China’s shifting priorities and risks
From China’s perspective, over the short to medium term, we anticipate that the country’s economic and political interests will remain intact, and that Beijing will continue to view Russia as the main security guarantor in Kazakhstan. Kazakhstan will retain its strategic importance for China’s foreign and trade policy. Beijing holds specific economic interests in Kazakhstan, particularly in oil and gas projects as well as the mining sector. The country’s rich uranium deposits are one major area of interest to China now that the country recommitted to nuclear energy. Indeed, securing uranium supplies will be critical to building up China’s nuclear power capacity – adding up to 70 GW during the period of the 14th Five-Year Plan.
Opportunities also exist for Kazakhstan to attract Chinese investment beyond oil, gas and mining, and in new sectors such as renewable power production. In the following decades, China’s economic priorities in Kazakhstan and the wider Central Asia region may further shift as the country pursues its 2060 carbon-neutrality goal and aims to become less reliant on fossil fuel to power domestic growth, reshaping its geopolitical priorities and alliances.

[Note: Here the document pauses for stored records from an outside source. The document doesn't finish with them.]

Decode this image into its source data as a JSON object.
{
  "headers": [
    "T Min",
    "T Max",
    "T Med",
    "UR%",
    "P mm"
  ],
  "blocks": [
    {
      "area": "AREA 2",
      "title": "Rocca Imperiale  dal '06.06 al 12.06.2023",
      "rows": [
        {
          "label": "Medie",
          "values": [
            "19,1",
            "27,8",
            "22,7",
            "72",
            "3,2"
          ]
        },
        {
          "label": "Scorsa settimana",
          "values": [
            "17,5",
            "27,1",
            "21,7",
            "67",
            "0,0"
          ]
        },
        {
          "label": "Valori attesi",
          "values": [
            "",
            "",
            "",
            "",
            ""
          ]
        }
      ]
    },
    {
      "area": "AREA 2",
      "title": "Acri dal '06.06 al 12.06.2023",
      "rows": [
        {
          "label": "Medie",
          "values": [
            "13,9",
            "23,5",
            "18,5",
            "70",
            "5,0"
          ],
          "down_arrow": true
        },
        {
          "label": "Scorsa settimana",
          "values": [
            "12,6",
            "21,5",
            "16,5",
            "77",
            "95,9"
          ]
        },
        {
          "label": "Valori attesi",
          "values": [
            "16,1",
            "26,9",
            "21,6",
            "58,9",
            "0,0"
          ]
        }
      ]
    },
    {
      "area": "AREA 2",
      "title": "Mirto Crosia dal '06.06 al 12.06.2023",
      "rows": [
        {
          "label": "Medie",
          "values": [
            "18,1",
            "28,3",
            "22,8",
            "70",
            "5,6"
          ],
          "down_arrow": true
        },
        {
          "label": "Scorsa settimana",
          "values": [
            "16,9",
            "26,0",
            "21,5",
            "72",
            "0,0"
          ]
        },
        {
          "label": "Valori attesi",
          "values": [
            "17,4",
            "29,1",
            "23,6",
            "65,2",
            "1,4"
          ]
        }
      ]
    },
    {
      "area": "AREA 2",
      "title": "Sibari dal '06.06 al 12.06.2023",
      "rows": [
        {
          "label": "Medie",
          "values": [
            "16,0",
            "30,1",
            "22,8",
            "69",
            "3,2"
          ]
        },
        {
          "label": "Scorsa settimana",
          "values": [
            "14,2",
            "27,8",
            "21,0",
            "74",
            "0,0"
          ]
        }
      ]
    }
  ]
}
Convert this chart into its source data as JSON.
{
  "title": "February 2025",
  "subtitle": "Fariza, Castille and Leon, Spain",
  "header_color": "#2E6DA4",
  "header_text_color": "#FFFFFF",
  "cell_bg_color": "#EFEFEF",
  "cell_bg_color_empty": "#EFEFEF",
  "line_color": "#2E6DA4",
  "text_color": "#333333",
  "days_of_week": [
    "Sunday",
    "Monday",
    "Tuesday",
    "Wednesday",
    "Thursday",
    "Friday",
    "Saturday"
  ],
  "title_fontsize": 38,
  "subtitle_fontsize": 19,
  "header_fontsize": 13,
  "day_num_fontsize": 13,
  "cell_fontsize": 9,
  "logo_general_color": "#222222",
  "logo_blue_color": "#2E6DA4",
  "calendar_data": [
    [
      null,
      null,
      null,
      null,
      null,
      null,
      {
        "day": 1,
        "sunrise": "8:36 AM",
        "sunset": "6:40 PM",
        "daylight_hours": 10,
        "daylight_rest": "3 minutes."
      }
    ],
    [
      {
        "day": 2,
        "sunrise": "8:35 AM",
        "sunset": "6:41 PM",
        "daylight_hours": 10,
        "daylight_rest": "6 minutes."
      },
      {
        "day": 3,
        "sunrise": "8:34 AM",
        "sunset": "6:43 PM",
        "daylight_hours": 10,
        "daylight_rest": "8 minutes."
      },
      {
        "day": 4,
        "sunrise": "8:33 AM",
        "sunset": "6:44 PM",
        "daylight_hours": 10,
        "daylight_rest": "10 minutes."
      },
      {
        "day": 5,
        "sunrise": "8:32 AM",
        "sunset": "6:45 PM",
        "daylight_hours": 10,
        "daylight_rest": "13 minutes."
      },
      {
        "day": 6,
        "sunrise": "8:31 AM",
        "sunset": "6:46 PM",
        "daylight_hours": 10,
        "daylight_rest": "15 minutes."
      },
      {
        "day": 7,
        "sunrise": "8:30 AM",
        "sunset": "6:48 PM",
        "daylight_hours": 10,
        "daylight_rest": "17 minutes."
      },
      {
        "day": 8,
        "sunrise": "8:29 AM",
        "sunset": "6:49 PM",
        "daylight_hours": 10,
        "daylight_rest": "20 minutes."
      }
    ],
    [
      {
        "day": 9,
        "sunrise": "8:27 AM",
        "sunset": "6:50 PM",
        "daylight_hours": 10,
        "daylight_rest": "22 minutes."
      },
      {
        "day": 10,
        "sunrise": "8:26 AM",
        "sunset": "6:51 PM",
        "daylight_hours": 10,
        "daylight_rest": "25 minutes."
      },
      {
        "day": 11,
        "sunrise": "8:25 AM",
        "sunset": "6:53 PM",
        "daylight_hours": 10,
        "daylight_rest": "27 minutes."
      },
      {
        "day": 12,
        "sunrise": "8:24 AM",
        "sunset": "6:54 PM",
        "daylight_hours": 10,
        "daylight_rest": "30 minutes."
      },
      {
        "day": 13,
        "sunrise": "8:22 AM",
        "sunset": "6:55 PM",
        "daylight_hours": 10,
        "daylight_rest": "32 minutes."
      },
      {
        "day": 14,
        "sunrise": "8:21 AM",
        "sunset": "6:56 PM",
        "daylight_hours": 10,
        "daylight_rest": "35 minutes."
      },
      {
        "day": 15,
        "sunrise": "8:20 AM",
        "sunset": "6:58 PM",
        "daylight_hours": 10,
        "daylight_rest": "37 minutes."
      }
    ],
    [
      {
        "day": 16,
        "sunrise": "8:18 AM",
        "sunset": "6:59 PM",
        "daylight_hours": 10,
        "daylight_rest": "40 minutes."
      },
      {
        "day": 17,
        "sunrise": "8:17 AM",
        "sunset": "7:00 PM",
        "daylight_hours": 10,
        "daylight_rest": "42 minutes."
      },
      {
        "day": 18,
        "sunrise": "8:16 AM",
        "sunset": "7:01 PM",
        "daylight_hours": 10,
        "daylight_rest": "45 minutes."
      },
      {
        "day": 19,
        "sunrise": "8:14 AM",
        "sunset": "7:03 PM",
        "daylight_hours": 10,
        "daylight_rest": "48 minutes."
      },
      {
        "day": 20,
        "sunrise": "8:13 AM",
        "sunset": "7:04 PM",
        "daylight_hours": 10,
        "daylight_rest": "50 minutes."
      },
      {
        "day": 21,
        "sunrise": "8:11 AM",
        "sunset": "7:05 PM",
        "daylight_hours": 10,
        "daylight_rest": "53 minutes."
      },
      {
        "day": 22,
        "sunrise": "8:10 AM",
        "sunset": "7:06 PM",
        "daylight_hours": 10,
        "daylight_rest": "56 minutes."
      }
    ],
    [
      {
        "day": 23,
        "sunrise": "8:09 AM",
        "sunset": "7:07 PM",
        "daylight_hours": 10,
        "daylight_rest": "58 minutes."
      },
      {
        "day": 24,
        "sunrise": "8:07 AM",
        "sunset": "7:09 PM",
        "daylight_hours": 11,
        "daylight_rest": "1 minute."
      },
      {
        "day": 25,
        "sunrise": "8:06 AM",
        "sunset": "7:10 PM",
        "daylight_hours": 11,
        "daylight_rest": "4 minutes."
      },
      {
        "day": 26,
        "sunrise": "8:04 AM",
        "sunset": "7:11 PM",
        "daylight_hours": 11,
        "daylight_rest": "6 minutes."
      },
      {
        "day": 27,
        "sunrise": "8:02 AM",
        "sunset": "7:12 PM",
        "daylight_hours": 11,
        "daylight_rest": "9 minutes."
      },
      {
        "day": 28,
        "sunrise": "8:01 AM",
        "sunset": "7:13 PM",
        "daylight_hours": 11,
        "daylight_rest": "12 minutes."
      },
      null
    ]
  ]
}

However, in the long-term, China will need to navigate the new security-economic nexus created by the recent upheaval and the questions it raises about the long-term viability of ‘predictable elite’ governance models across many countries in the region. The prospect of more ‘colour revolutions’ that destabilise the investment and security environment mean that in countries like Kazakhstan, China may have had a wake-up call about the limits of relying on political elites to secure its investments.
While there is an informal understanding between Russia and China over realms of influence in Kazakhstan, we anticipate China’s struggle to exert soft power influence over the Kazakh political elite will intensify, a sphere where Russia undoubtedly enjoys advantages given its Soviet legacy, but one that China cannot afford to ignore.